Performers from “Romantic Songs of the Patriarchy.” From left to right: Anna J Witiuk, Rose Stoller, Alex Koi, Miriam Elhajli, Katie Martucci, and Felice Rosser. David Heald © Solomon R. Guggenheim Foundation, 2021.

Ragnar Kjartansson’s second installment of “Romantic Songs for the Patriarchy” prompts a personal reckoning for the artist.

In 1943, Hilla Rebay asked Frank Lloyd Wright to design a “temple for the spirit” to house Solomon R. Guggenheim’s art collection; this weekend, a feminist performance piece by the artist Ragnar Kjartansson will transform the museum into a deceptively gorgeous “church of pain.” Stationed throughout the building’s iconic rotunda are female and nonbinary musicians performing an ethereal patchwork of acoustic pop songs, all arranged in the same key to sonically complement each other. But step closer and the lyrics come into focus: “You let me violate you / You let me desecrate you” or “I'm pulling you close / You just say no / You say you don't like it / But girl I know you're a liar.”

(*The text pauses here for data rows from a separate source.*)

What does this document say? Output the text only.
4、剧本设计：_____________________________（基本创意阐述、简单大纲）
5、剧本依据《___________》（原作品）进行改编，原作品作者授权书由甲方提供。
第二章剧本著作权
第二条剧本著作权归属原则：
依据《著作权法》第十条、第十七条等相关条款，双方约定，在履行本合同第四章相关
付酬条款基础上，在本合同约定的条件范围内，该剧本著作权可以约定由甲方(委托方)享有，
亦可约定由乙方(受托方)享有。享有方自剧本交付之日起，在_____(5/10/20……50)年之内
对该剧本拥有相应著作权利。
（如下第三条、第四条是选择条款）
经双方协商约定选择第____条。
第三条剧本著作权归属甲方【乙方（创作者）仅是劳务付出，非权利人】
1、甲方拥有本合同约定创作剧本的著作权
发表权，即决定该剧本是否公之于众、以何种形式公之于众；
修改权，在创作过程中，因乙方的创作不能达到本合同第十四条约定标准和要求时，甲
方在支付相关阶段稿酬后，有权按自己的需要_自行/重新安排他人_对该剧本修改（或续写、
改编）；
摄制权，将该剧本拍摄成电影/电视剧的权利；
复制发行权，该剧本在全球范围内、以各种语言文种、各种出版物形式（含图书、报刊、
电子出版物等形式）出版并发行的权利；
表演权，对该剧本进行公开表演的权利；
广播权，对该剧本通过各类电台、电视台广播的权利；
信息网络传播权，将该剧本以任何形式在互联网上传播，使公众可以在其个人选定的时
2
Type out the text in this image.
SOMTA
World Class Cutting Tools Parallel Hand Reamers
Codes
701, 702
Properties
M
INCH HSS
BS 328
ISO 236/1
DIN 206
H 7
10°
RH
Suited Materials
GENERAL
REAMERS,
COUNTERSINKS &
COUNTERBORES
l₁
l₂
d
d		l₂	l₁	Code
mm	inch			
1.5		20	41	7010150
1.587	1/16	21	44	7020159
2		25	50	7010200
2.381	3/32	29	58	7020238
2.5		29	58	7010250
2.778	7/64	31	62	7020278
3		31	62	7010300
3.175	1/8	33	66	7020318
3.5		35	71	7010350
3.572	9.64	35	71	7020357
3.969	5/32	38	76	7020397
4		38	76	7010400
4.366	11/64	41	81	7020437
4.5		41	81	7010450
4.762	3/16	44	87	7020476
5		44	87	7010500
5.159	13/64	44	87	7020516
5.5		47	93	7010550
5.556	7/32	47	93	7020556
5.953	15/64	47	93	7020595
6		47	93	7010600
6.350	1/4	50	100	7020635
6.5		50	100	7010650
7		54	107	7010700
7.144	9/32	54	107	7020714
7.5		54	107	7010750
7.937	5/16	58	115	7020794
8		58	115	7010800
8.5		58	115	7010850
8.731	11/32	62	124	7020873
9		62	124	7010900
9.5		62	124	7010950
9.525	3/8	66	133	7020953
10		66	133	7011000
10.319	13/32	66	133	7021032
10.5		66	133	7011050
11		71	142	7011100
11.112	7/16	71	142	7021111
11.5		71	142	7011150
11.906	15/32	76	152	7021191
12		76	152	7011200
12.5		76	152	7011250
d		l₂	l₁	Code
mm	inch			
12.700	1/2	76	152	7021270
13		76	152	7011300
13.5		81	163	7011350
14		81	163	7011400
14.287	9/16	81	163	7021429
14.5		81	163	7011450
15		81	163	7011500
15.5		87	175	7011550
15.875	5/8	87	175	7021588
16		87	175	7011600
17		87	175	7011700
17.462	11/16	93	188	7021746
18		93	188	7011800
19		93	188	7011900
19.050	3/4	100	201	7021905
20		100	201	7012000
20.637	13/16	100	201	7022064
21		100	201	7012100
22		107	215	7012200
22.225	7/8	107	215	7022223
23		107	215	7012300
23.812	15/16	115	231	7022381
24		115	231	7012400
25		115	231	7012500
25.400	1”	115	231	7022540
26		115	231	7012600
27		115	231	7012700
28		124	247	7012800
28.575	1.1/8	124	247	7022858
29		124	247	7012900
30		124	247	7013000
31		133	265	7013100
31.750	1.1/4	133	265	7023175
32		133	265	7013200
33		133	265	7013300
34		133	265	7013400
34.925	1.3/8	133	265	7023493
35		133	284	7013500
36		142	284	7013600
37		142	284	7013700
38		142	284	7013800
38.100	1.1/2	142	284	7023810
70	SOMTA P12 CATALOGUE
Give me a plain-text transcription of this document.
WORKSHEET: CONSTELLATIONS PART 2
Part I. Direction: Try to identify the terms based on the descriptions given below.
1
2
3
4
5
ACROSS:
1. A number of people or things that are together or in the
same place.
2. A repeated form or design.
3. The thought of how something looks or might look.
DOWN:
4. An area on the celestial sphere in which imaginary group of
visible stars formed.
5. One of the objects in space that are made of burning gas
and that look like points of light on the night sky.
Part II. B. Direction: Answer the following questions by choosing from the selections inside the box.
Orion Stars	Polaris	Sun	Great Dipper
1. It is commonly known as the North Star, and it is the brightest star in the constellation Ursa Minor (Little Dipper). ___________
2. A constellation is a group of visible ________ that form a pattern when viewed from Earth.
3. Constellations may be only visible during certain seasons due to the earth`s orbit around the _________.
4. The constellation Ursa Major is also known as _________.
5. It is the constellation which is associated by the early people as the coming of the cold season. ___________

This is the second iteration of “Romantic Songs of the Patriarchy,” a 2018 work by Kjartansson, the Icelandic artist best known for his video installation “The Visitors,” which the Guardian named the best art piece of the 21st century. Formally, “Romantic Songs of the Patriarchy” is an exercise in recontextualization; songs like The Rolling Stones’ “Under My Thumb” and Neil Diamond’s “Girl, You’ll Be a Woman Soon” really do take on a new meaning when people who could be the songs’ subjects sing them on repeat for 90 minutes at a time.

“When it becomes this dense atmosphere, I think that it really embodies what it feels like to be oppressed,” says musical director Kendra McKinley, who also performs in it. “It’s coming at you from every direction, these fragments of triggering words trailing in and out, and you can’t escape it.”